そのため、九条の会は、首都圏の会を中心に実行委員会を組織し、来る10月5日(木)の夜に「なかのZERO」大ホールで「九条の会大集会-大軍拡反対!憲法改悪を止めよう!」を開催することにしました。「戦争させない・9条壊すな!総がかり行動実行委員会」と「安保法制の廃止と立憲主義の回復を求める市民連合」にも協賛をお願いし引き受けていただきました。
そして、この集会をステップにして、11月3日の憲法公布記念日を挟む11月を「軍拡反対、岸田改憲阻止の総行動月間」とし、全国各地の九条の会の皆さんや改憲に反対する市民の皆さんが大軍拡と改憲に反対する多様な行動に立ち上がるよう訴えるものです。
今、私たちの周りには困難があります。この間の国政選挙で、改憲勢力は衆参両院とも3分の2を超えています。野党共闘も困難にさしかかっています。しかし、振り返ってみましょう。小泉政権が改憲を提起したとき、衆参両院では改憲に好意的な勢力は3分の2を超えていました。けれども、04年6月に9人の呼びかけにより九条の会の結成が呼びかけられ全国各地に九条の会が続々結成され改憲反対の声が沸き起こる中、世論は大きく変化し、改憲の企図は挫折に追い込まれました。2017年に安倍首相が改憲を提起した時も衆参両院では改憲勢力が3分の2を超えていましたが、「市民と野党の共闘」の頑張りに励まされ、憲法審査会でも立憲野党が頑張って安倍改憲を挫折に追い込んだのです。

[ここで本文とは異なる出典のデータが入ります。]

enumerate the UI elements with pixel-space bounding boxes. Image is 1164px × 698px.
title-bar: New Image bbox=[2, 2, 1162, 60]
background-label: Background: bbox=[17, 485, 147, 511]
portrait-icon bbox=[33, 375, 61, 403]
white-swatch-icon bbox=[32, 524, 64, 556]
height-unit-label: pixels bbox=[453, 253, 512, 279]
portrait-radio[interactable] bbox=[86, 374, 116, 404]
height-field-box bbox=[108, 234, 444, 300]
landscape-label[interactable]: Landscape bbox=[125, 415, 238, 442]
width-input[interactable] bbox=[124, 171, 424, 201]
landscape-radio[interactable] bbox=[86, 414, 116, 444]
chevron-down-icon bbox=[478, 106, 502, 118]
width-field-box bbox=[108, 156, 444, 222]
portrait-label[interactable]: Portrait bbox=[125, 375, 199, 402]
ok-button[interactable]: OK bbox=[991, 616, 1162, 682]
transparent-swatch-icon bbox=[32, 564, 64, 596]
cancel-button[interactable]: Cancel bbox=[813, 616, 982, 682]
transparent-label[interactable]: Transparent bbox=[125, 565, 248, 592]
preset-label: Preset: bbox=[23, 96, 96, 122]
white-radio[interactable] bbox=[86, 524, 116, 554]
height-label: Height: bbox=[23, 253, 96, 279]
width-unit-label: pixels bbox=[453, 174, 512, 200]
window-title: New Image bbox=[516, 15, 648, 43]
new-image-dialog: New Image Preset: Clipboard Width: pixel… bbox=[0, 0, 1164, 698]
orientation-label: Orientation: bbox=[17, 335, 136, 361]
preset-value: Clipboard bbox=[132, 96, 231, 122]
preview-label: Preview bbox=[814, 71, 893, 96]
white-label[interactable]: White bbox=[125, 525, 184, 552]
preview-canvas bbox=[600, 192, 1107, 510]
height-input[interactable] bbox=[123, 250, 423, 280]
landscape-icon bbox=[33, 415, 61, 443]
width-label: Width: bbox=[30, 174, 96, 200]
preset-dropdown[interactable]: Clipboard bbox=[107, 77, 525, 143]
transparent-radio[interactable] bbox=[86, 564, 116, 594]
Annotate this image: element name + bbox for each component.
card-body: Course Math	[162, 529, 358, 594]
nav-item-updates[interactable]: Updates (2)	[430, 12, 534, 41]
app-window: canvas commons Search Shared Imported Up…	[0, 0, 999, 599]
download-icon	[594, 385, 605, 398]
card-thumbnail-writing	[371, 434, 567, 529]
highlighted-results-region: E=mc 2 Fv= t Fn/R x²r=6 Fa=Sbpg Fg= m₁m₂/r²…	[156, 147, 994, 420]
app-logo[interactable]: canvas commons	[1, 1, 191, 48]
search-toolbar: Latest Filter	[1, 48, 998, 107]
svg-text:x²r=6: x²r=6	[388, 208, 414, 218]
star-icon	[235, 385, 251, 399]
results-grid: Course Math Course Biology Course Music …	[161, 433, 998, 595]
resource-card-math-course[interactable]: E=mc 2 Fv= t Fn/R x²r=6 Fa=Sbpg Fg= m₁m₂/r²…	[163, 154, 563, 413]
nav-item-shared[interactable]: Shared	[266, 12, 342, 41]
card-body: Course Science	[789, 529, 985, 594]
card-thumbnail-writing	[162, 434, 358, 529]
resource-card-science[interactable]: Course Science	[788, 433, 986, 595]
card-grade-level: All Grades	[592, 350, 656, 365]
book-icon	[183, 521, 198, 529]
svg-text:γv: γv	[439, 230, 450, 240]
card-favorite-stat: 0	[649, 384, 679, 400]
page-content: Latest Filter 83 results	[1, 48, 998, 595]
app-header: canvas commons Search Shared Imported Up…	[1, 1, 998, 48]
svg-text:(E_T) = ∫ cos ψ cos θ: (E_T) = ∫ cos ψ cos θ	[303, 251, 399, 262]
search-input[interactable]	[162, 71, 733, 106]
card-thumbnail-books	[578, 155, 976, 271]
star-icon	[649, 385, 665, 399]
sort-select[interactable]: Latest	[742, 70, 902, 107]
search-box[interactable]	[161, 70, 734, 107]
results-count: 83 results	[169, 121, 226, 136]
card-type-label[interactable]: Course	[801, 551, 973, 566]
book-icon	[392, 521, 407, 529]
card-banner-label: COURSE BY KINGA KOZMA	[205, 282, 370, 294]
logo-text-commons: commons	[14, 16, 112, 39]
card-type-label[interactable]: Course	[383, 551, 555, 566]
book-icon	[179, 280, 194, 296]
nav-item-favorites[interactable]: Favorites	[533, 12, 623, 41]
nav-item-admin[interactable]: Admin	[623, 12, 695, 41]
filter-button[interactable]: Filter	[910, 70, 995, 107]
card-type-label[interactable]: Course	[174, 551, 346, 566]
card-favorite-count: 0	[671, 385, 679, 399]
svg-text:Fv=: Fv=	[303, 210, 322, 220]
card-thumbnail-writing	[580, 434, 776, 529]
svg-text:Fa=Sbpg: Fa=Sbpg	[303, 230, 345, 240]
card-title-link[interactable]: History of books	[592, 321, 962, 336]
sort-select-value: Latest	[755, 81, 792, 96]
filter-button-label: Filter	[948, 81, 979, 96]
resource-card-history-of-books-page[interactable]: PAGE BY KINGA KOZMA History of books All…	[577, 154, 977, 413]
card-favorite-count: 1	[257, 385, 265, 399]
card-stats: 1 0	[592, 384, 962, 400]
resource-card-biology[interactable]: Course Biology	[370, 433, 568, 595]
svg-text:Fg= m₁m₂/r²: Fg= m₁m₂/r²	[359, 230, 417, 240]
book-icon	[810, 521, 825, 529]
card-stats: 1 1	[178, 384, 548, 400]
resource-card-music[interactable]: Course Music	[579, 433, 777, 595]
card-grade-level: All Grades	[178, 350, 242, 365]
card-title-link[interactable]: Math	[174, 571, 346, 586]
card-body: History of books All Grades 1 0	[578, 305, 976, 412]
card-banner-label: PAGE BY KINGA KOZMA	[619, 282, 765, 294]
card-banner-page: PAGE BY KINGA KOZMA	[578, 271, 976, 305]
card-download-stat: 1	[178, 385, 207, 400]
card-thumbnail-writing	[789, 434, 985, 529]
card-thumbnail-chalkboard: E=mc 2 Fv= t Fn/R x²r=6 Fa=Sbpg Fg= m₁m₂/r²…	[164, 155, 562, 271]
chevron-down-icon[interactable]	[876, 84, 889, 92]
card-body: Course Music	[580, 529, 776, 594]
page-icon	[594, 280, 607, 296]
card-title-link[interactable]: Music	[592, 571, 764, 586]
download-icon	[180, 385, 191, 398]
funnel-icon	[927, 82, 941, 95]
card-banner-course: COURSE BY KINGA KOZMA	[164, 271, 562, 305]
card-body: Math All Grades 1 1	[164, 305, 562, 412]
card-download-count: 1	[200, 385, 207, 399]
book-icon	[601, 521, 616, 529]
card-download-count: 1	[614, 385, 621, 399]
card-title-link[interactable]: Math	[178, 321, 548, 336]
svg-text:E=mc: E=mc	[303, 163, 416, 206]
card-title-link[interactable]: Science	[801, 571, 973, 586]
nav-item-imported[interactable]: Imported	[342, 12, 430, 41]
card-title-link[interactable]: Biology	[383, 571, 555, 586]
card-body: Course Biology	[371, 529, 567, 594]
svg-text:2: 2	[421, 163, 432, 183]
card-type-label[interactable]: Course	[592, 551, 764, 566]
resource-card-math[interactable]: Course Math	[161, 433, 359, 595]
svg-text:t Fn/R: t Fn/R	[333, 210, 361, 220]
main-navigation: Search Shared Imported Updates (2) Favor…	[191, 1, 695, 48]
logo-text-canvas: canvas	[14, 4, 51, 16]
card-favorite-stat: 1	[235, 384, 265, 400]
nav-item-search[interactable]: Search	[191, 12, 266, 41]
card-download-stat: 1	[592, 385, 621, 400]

改憲勢力もたくさんの矛盾を抱えています。私たちが立ち上がれば、改憲は必ず阻止することができます。
全国の九条の会の皆さん、そして改憲に反対する市民の皆さんに、改めて訴えます。この秋、大軍拡に反対し憲法改悪を阻止するため、声を上げ、立ち上がりましょう。10月5日、大集会に集いましょう。そして11月には全国各地、津々浦々から創意を凝らして行動を起こしましょう。